The cobble rim of the wharf has not been built up
in layers with linseed oil, though where sloshed wet
by chop splashed from below subtle highlights
have been made to gleam. The background babble
of a thousand words in Provençal French
is part of this picture, like appetite whetted
by anisette, pushing me at the riotous pull
of lives I only imagine but long to slip on,
clothes which I would then be able to slip off.

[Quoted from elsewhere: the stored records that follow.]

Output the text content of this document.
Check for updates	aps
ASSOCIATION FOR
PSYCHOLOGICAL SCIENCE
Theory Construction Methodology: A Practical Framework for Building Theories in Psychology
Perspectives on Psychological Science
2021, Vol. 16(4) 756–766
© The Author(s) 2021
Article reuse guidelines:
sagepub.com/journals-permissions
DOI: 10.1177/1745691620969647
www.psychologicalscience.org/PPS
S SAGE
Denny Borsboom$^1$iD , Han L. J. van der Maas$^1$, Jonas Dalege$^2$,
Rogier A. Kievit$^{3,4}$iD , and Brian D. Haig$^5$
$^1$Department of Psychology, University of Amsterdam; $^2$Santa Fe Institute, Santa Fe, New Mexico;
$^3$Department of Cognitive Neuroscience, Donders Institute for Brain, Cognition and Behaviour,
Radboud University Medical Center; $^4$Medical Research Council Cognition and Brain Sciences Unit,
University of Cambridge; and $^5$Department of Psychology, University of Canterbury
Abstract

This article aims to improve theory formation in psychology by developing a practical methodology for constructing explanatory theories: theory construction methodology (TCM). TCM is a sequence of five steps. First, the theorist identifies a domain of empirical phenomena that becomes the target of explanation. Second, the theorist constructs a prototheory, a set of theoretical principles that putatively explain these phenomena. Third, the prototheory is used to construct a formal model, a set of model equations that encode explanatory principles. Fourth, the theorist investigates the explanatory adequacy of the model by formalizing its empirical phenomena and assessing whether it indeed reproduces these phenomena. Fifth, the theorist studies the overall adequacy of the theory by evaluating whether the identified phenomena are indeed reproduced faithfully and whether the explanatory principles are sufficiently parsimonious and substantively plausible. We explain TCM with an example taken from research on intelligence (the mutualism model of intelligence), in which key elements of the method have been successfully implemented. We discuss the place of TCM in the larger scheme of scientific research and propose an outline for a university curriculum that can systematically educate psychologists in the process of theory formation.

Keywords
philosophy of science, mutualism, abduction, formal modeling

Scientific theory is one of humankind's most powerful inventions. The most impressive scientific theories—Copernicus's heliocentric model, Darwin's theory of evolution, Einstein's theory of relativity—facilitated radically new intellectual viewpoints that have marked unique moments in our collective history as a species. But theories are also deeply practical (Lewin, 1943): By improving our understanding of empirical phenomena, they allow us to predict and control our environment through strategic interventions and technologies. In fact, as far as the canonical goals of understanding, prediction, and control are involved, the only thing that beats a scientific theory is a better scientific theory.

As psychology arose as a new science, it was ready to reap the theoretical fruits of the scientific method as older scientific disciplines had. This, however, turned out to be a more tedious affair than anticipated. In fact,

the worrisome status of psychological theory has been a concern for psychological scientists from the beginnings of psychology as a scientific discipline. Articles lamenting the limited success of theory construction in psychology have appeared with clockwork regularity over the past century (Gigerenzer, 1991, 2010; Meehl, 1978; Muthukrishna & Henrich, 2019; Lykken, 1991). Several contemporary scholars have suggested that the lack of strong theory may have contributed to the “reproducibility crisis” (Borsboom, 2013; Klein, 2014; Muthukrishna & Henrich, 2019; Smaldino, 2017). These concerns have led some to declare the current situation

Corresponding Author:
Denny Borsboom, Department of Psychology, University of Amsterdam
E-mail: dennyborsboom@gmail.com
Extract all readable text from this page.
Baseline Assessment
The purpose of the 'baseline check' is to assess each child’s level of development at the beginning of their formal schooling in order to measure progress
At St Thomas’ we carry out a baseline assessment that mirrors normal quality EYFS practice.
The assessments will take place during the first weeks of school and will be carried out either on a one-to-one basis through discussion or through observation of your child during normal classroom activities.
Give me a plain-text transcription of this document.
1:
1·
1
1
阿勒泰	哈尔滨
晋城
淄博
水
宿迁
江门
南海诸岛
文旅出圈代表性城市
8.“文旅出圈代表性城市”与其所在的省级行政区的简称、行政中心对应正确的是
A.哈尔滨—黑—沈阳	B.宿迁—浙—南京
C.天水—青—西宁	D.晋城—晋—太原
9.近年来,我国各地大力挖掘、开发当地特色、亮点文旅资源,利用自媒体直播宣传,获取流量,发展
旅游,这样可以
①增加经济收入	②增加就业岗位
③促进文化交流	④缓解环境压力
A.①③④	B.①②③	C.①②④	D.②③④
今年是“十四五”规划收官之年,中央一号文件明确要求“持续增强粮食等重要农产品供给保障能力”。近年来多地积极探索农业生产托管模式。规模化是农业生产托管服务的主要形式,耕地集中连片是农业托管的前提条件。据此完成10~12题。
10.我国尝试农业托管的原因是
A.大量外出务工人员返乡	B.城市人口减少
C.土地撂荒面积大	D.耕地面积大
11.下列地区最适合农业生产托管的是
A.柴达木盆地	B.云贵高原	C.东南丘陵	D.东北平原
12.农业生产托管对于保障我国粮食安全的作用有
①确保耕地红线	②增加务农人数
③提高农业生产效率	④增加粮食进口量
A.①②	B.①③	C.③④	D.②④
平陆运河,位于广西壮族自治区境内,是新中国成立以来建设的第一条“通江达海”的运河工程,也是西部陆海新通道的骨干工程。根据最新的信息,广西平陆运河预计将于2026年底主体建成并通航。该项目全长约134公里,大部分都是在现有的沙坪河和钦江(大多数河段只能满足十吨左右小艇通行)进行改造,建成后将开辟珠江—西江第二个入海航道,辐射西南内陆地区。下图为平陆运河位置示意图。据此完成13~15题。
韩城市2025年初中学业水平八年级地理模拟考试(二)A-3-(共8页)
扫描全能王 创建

Soon, over his aproned paunch, the garçon
will slide a porcelain plate of crudités
before my eyes, an idea I had never
entertained, like artichokes, aubergines,
like a kiosk, newspapers on display,
like this place to sit, eat, compose, thoughts
to be sure but this pastiche as well, in which
signal flags flap in a stiff onshore breeze,
façades scintillate in undulating
plein-air, windows open not in, not out,
and the concavity of a simple spoon
reflects everything contained.

***

I have tweaked and brought back this four-year old poem because I realized that it foreshadowed, at my unbeknowst, my current interest in the techniques of painting. Starting with two still-lifes, it modulates into a marine landscape and then a cafe-terrace-cum-street scene before finishing with a trompe-l’oeil close-up. Un pastis à Bandol is as well a token of my enchantment with Provence, which was fueled by my first visit to Richard Olney in Solliès-Toucas in 1969, later others there and to nearby Bandol, where I often stopped to see the Peyraud family at Domaine Tempier and taste in their cellars. Richard was the second important mentor in my life, though in retrospect I can see that it was not cooking as such which I learned from him. I am a much better poet than chef, if I do say so myself. I was thinking the other day that if I had only composed a poem for each of the many complex festive meals I prepared (like these), I would have left a richer legacy behind. I dare say this would not have been the preference of my friends and family. Good food is much easier to digest than poetry.